Previous studies on DOM affecting photodegradation of organic pollutants mainly focus on DOM derived from freshwater. The freshwater DOM can be divided into allochthonous source and autochthonous source. The allochthonous DOM is mainly derived from higher plants, whereas the autochthonous DOM is mainly derived from cellular excretions of phytoplankton and bacteria (Guerard et al., 2009b). Different sources can lead to the distinction of DOM in structure and further affect their photophysical and photochemical behavior. For example, the higher aromatic content in allochthonous DOM allows it to absorb more light per unit carbon compared with autochthonous DOM (McKnight et al., 2001). Zhang et al. (2014) reported that autochthonous DOM (with lower aromaticity and much higher nitrogen content) shows a higher •OH productivity than allochthonous DOM. Consequently, DOM from allochthonous and autochthonous sources may show different effects on the photodegradation of antiviral drugs.
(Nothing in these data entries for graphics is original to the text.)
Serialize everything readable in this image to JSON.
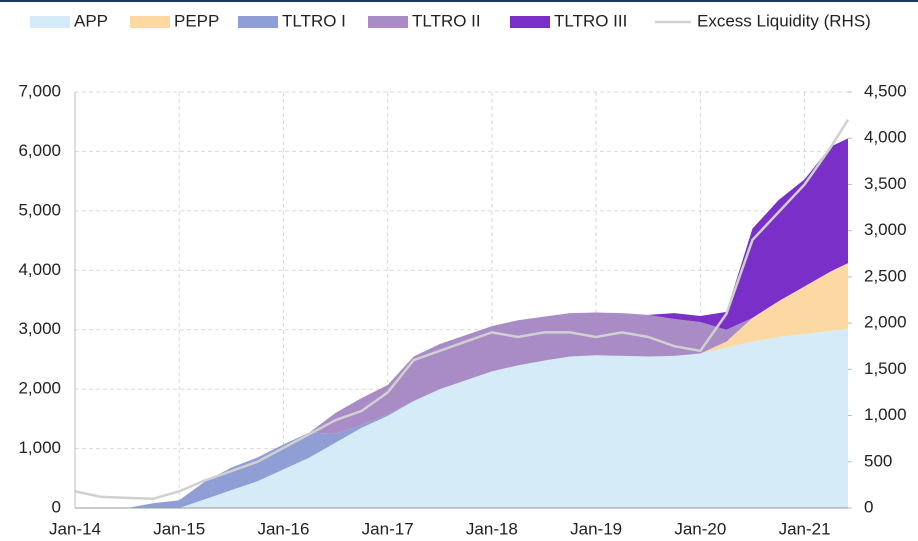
{
  "chart_data": {
    "type": "area",
    "stacked": true,
    "x": [
      "2014-01",
      "2014-04",
      "2014-07",
      "2014-10",
      "2015-01",
      "2015-04",
      "2015-07",
      "2015-10",
      "2016-01",
      "2016-04",
      "2016-07",
      "2016-10",
      "2017-01",
      "2017-04",
      "2017-07",
      "2017-10",
      "2018-01",
      "2018-04",
      "2018-07",
      "2018-10",
      "2019-01",
      "2019-04",
      "2019-07",
      "2019-10",
      "2020-01",
      "2020-04",
      "2020-07",
      "2020-10",
      "2021-01",
      "2021-04",
      "2021-06"
    ],
    "xlim": [
      "2014-01",
      "2021-06"
    ],
    "xticks": [
      {
        "value": "2014-01",
        "label": "Jan-14"
      },
      {
        "value": "2015-01",
        "label": "Jan-15"
      },
      {
        "value": "2016-01",
        "label": "Jan-16"
      },
      {
        "value": "2017-01",
        "label": "Jan-17"
      },
      {
        "value": "2018-01",
        "label": "Jan-18"
      },
      {
        "value": "2019-01",
        "label": "Jan-19"
      },
      {
        "value": "2020-01",
        "label": "Jan-20"
      },
      {
        "value": "2021-01",
        "label": "Jan-21"
      }
    ],
    "ylim": [
      0,
      7000
    ],
    "yticks": [
      0,
      {
        "value": 1000,
        "label": "1,000"
      },
      {
        "value": 2000,
        "label": "2,000"
      },
      {
        "value": 3000,
        "label": "3,000"
      },
      {
        "value": 4000,
        "label": "4,000"
      },
      {
        "value": 5000,
        "label": "5,000"
      },
      {
        "value": 6000,
        "label": "6,000"
      },
      {
        "value": 7000,
        "label": "7,000"
      }
    ],
    "y2lim": [
      0,
      4500
    ],
    "y2ticks": [
      0,
      500,
      {
        "value": 1000,
        "label": "1,000"
      },
      {
        "value": 1500,
        "label": "1,500"
      },
      {
        "value": 2000,
        "label": "2,000"
      },
      {
        "value": 2500,
        "label": "2,500"
      },
      {
        "value": 3000,
        "label": "3,000"
      },
      {
        "value": 3500,
        "label": "3,500"
      },
      {
        "value": 4000,
        "label": "4,000"
      },
      {
        "value": 4500,
        "label": "4,500"
      }
    ],
    "grid": true,
    "legend": "top",
    "series": [
      {
        "name": "APP",
        "color": "#d5ebf7",
        "values": [
          0,
          0,
          0,
          0,
          0,
          150,
          300,
          450,
          650,
          850,
          1100,
          1350,
          1550,
          1800,
          2000,
          2150,
          2300,
          2400,
          2480,
          2550,
          2570,
          2560,
          2550,
          2560,
          2600,
          2700,
          2800,
          2880,
          2930,
          2980,
          3020
        ]
      },
      {
        "name": "PEPP",
        "color": "#fcd9a2",
        "values": [
          0,
          0,
          0,
          0,
          0,
          0,
          0,
          0,
          0,
          0,
          0,
          0,
          0,
          0,
          0,
          0,
          0,
          0,
          0,
          0,
          0,
          0,
          0,
          0,
          0,
          100,
          400,
          600,
          800,
          1000,
          1100
        ]
      },
      {
        "name": "TLTRO I",
        "color": "#8f9fd6",
        "values": [
          0,
          0,
          0,
          80,
          130,
          300,
          380,
          400,
          420,
          420,
          150,
          50,
          20,
          0,
          0,
          0,
          0,
          0,
          0,
          0,
          0,
          0,
          0,
          0,
          0,
          0,
          0,
          0,
          0,
          0,
          0
        ]
      },
      {
        "name": "TLTRO II",
        "color": "#a98cc6",
        "values": [
          0,
          0,
          0,
          0,
          0,
          0,
          0,
          0,
          0,
          0,
          350,
          450,
          500,
          750,
          760,
          760,
          760,
          760,
          740,
          730,
          720,
          720,
          700,
          620,
          530,
          200,
          0,
          0,
          0,
          0,
          0
        ]
      },
      {
        "name": "TLTRO III",
        "color": "#7b2fc9",
        "values": [
          0,
          0,
          0,
          0,
          0,
          0,
          0,
          0,
          0,
          0,
          0,
          0,
          0,
          0,
          0,
          0,
          0,
          0,
          0,
          0,
          0,
          0,
          0,
          100,
          100,
          300,
          1500,
          1700,
          1800,
          2100,
          2100
        ]
      },
      {
        "name": "Excess Liquidity (RHS)",
        "color": "#d0d0d0",
        "axis": "y2",
        "type": "line",
        "values": [
          180,
          120,
          110,
          100,
          180,
          300,
          400,
          500,
          650,
          800,
          950,
          1050,
          1250,
          1600,
          1700,
          1800,
          1900,
          1850,
          1900,
          1900,
          1850,
          1900,
          1850,
          1750,
          1700,
          2100,
          2900,
          3200,
          3500,
          3900,
          4200
        ]
      }
    ]
  }
}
Although effects of freshwater DOM on photodegradation of organic pollutants have been widely studied (Boreen et al., 2005; Guerard et al., 2009a), the role of DOM extracted from seawater (SDOM) has been seldom investigated. Compared with freshwater DOM, SDOM has more branched aliphatic structures, less aromatic structures and lower chromophore and fluorophore contents (Esteves et al., 2009). SDOM with different structures and contents may have disparate photochemical reactivities, thereby exerting different influences on the photodegradation of organic pollutants. In addition, the area of ocean covering about 71% of the earth’s surface is much larger than that of freshwater, and DOM concentration in some coastal seawater is comparable or even higher than that in freshwater (Del Vecchio and Blough, 2004b; Housari et al., 2010). Therefore, it is particularly important to investigate the effect of SDOM on the photodegradation of antiviral drugs.
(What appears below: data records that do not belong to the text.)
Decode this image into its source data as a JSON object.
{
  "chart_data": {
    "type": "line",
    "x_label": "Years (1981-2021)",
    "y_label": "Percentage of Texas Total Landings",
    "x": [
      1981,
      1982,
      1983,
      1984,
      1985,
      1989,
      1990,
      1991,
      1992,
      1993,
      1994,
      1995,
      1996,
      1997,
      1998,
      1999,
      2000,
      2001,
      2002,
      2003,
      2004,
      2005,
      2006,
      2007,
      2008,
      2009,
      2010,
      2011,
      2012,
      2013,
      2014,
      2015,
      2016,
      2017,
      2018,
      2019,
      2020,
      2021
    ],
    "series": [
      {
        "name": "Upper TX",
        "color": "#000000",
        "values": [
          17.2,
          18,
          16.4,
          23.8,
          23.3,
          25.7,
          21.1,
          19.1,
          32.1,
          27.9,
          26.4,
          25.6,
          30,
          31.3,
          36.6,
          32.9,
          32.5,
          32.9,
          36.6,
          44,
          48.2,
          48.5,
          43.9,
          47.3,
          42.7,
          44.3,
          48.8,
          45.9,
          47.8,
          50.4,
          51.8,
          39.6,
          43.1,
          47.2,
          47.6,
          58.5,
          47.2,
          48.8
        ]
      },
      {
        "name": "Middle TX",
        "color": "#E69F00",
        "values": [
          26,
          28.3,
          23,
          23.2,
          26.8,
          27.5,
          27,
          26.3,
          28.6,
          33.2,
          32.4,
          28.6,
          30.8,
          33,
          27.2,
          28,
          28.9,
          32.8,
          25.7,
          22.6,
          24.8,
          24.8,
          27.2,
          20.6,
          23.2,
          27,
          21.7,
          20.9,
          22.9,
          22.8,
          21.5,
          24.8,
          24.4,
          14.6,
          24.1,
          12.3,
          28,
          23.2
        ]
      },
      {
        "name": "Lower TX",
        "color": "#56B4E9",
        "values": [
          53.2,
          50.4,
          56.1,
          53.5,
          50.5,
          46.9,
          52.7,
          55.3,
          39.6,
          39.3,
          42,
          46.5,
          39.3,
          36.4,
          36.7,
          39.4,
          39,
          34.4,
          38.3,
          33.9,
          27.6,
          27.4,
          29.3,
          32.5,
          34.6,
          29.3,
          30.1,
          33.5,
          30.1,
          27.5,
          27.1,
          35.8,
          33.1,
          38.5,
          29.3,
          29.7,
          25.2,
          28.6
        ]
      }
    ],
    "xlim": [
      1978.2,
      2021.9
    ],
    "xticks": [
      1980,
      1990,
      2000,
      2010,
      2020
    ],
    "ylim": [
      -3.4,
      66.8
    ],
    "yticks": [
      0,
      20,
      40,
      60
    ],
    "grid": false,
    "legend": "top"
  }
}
In this study, acyclovir, lamivudine and zidovudine were selected as model antiviral drugs. The acyclovir is one of the oldest antiviral drugs for treating herpes virus (Bryan-Marrugo et al., 2015), and the lamivudine is the most widely used nucleoside reverse transcriptase inhibitors in China (Yan et al., 2016). The zidovudine, commonly used for the treatment of human immunodeficiency virus, is not removed by wastewater treatment plant (Prasse et al., 2010). The three antiviral drugs are frequently detected in wastewaters and rivers with concentrations up to 0.1–9 μg L⁻¹ (Prasse et al., 2010; K’Oreje et al., 2012). Suwannee River fulvic acid (SRFA), Suwannee River humic acid (SRHA), Suwannee River natural organic matter (SRNOM), Pony Lake fulvic acid (PLFA), Nordic Aquatic fulvic acid (NAFA), Mississippi River natural organic matter (MRNOM) and SDOM were selected as representative DOM. Photophysical and photochemical properties of the seven DOM were characterized. Effects of DOM derived from freshwater and seawater on the photodegradation of the three antiviral drugs were investigated. Photodegradation half-lives of the three antiviral drugs were predicted considering the diurnal variation of sunlight intensity.